About the Cubs and their fans, I agree with Larry and wish them nothing but the best — who wouldn’t love to see Dusty Baker stick it to the organization which let him go? I mean, besides Barry Bonds.
But about getting bored of winning… um, no. I’m lucky enough to have been blessed with a couple of World Champion Dodger teams in my youth (my first champs were actually the 1978-79 Seattle Supersonics of DJ, Gus, and Downtown Freddie Brown). Having grown up rooting against the Bronx Zoo, I didn’t come around to the Yanks until ’96 when I had been in the city for a year and a half, and Torre’s eminently decent bunch won me over. If that makes me a bandwagoneer unworthy of your time, hey, I’ve heard it all before.

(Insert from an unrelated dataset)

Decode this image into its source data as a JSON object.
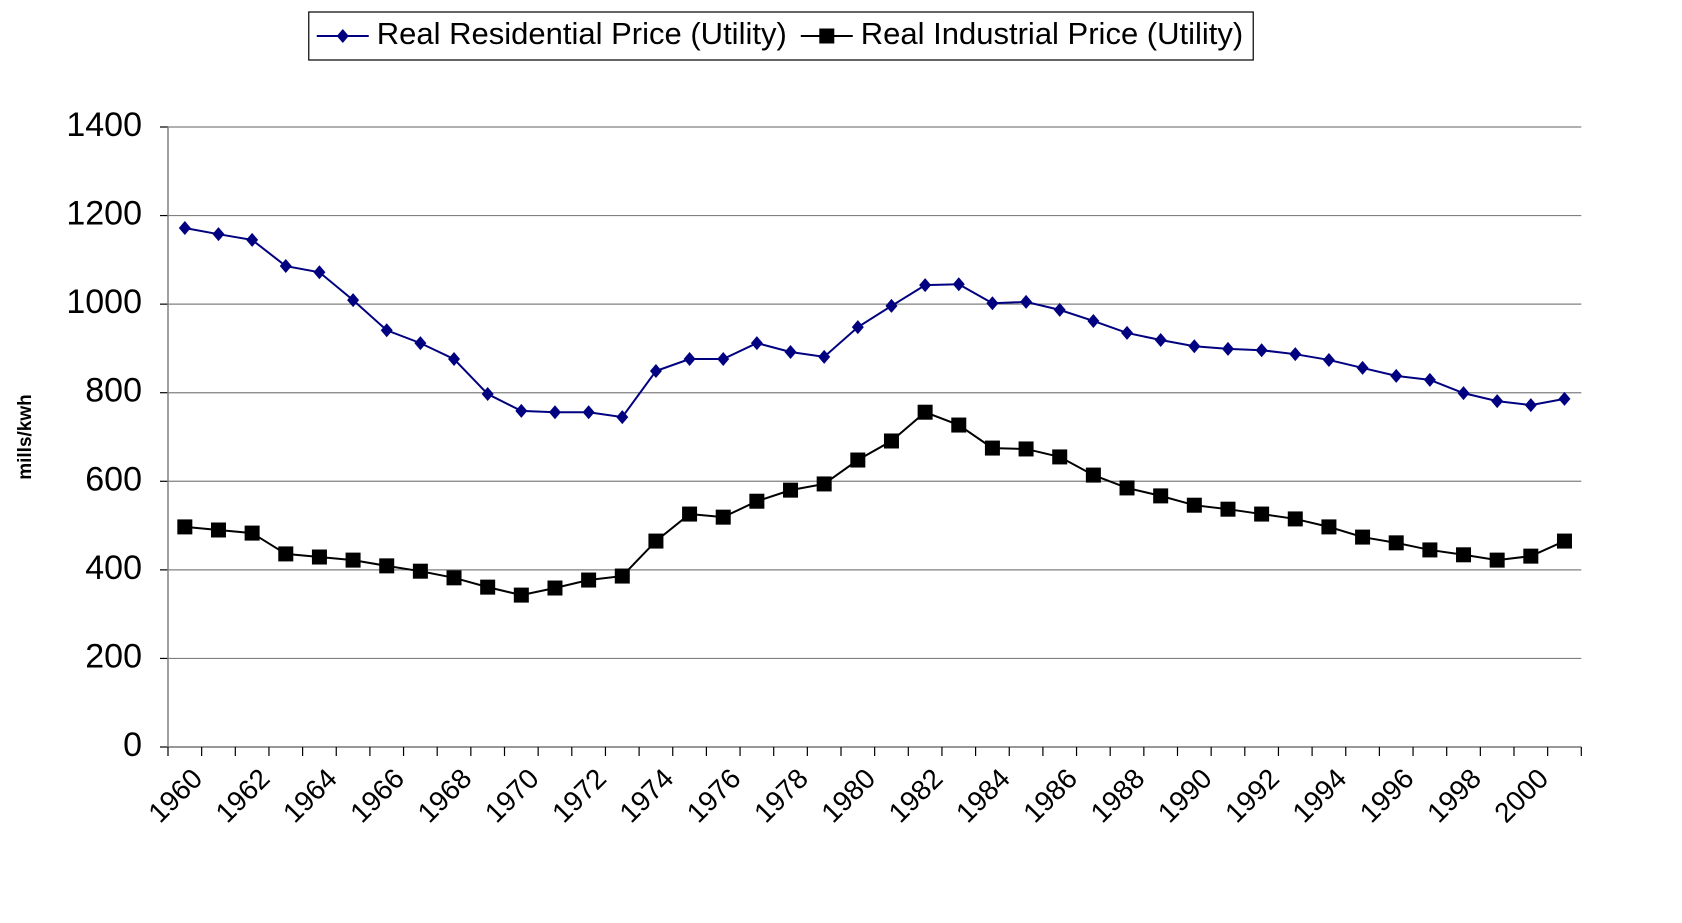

But the ’98 team was like no other, and their championship was something special between me and my friends; it was the first year we took up our partial season ticket package, spent a good chunk of summer at the ballpark together, and attended our first World Series game. In ’99 I was actually at Yankee Stadium for the clincher, singing Frank Sinatra with 56,000 fans, and that’s the Top of the Heap; I wish that every baseball fan (except the ones from Boston — tee hee hee) got to experience its equivalent once.
The 2000 Subway Series brings back some unpleasant personal memories — a breakup, a lovers’ triangle in the midst of my friends — to the point that I recall the Yanks’ loss in 2001 with a bit more fondness. After all, that team was all about healing the heart, and even though those Yanks came up short, they did more for this city than even the previous three winners did.
The sensation of winning isn’t quite as heightened when it’s repeated, but anytime your team wins after a drought, it all feels new again, and it doesn’t matter if that drought’s two years or twenty-five. So while I won’t throw myself under the 4 train if the Yanks don’t win, I say this to the Sox fans and the A’s fans and the Twins fans pining for a breakthrough in the AL, and to those fans of the four long-suffering NL teams as well: with all due respect, I hope my team crushes yours.
As I relearned last year, even if my team falls by the wayside, I love the tension of October baseball. Butterlies in the stomach, cold sweat in the commercial breaks, living and dying with every pitch, waiting with anticipation for the next game, soaking up every victory like it’s the world’s best pasta sauce. Some things never get old.